Influence of nanochannel structure on helium-vacancy cluster evolution and helium retention

Abstract

In the fusion reactors, plasma facing materials (PFMs) will be bombarded by large amounts of energetic particles, including helium (He) atoms. These metal-insoluble He atoms are prone to self-trapping or are trapped by vacancies, dislocation cores or grain boundaries, aggregating to form high concentration He bubbles which leads to serious degradation of the PFMs’ properties. Studying the initial stages of He-defect interactions becomes increasingly important because it not only helps us understand the formation mechanism of He bubbles but also provides insight to help design new irradiation-resistant PFMs. In this work, we used the positron annihilation Doppler broadening spectroscopy (DBS) and secondary ion mass spectrometry (SIMS) to explore the evolutions of the interactions between vacancy-type defects and He and the retention of He in the nanochannel W film irradiated with 190 keV He+ ions to different fluences under different temperatures.

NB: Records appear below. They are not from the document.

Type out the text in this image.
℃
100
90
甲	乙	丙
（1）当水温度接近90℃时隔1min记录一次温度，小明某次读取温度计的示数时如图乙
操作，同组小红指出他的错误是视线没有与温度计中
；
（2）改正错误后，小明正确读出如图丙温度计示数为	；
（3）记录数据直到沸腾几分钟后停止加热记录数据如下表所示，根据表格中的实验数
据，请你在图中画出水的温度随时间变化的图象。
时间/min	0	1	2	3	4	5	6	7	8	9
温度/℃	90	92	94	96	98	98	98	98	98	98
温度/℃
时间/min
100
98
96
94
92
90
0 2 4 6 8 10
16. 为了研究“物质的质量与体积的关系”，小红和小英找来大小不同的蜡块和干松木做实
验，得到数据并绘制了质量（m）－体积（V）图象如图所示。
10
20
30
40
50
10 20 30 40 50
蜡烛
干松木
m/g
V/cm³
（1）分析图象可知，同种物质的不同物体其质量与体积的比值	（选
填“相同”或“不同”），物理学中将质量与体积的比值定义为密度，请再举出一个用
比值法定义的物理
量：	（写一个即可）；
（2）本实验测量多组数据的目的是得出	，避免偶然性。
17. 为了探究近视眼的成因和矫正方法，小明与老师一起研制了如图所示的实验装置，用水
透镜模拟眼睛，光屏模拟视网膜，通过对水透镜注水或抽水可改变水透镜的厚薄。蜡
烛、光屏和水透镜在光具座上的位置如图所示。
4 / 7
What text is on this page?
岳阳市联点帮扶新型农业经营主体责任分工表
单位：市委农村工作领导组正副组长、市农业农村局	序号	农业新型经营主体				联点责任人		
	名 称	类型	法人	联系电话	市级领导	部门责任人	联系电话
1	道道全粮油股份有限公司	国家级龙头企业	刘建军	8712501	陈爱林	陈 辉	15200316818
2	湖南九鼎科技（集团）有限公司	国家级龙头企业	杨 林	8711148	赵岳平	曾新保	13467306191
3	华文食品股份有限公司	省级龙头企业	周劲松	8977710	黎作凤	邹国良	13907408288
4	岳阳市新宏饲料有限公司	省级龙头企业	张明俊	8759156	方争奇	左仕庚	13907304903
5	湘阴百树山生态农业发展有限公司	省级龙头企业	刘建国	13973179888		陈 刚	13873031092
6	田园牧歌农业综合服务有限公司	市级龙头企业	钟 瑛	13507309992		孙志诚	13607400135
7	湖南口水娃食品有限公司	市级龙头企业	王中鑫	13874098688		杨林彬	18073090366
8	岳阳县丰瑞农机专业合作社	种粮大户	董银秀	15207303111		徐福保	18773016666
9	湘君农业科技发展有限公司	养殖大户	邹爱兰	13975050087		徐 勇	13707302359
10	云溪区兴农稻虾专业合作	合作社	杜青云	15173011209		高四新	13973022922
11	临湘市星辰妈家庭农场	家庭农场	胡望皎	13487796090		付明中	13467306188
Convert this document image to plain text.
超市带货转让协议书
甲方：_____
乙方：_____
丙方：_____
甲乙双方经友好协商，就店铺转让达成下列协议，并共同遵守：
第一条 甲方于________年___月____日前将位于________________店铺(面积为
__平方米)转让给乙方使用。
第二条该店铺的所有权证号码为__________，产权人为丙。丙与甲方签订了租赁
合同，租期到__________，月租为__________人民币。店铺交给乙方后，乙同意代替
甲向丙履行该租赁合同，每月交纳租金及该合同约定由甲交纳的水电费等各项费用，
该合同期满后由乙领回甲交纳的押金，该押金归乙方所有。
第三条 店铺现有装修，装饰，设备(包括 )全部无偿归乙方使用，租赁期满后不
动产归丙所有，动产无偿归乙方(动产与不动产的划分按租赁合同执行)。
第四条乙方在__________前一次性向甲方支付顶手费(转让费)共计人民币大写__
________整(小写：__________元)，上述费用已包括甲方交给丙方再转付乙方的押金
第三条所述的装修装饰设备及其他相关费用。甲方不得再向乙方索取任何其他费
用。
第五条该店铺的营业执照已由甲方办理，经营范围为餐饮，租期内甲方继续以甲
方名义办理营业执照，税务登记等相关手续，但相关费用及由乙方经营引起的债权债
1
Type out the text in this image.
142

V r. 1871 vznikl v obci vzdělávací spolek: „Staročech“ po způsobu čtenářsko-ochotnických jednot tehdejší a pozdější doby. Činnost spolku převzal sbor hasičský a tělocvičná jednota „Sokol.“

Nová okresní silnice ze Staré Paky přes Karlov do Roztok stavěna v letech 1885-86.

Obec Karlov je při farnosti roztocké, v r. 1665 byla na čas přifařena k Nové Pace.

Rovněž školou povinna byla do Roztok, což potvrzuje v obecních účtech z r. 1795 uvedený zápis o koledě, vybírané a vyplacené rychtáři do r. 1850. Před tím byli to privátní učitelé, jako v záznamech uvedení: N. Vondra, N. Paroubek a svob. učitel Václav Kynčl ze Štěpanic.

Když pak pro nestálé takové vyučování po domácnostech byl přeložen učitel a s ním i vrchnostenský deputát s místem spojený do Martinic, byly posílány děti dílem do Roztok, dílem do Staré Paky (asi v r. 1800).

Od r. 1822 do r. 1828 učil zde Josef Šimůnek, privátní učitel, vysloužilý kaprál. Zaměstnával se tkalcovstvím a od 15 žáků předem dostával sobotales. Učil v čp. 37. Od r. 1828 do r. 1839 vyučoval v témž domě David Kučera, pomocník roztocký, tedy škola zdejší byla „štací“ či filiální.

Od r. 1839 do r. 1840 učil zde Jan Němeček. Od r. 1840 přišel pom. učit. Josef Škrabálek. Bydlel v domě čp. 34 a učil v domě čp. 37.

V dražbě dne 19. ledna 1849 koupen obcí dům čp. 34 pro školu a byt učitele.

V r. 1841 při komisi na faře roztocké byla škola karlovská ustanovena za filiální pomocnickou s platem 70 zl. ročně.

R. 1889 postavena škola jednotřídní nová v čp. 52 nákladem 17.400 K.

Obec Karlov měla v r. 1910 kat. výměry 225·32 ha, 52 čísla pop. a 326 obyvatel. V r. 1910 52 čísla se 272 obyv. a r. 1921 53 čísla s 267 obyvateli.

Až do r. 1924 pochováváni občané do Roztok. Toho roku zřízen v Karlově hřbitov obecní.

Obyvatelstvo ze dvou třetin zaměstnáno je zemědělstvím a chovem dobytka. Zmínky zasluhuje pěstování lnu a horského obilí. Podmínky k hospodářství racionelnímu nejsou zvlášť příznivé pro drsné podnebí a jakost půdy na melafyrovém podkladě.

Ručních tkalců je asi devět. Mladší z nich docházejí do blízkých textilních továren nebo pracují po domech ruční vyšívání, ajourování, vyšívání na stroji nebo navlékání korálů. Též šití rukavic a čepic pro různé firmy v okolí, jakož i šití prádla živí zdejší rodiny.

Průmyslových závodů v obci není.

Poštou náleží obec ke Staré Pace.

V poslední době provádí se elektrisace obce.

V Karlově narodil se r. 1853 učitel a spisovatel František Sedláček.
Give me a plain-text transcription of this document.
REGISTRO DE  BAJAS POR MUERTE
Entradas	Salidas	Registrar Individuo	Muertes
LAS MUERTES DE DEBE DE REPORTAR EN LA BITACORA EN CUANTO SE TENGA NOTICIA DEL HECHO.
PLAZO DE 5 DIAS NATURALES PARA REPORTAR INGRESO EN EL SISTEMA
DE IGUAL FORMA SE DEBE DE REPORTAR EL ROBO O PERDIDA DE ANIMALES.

It is found that the presence of a nanochannel structure accelerates the release of He from the film even at low irradiation fluences, and the release of He is significantly enhanced at higher fluences, thus inhibiting or delaying the formation of large He-vacancy clusters in the nanochannel W film. Both irradiation fluence and temperature have significant influence on the formation and evolution of He-vacancy clusters, and the evolution of these microstructure also causes hardness changes.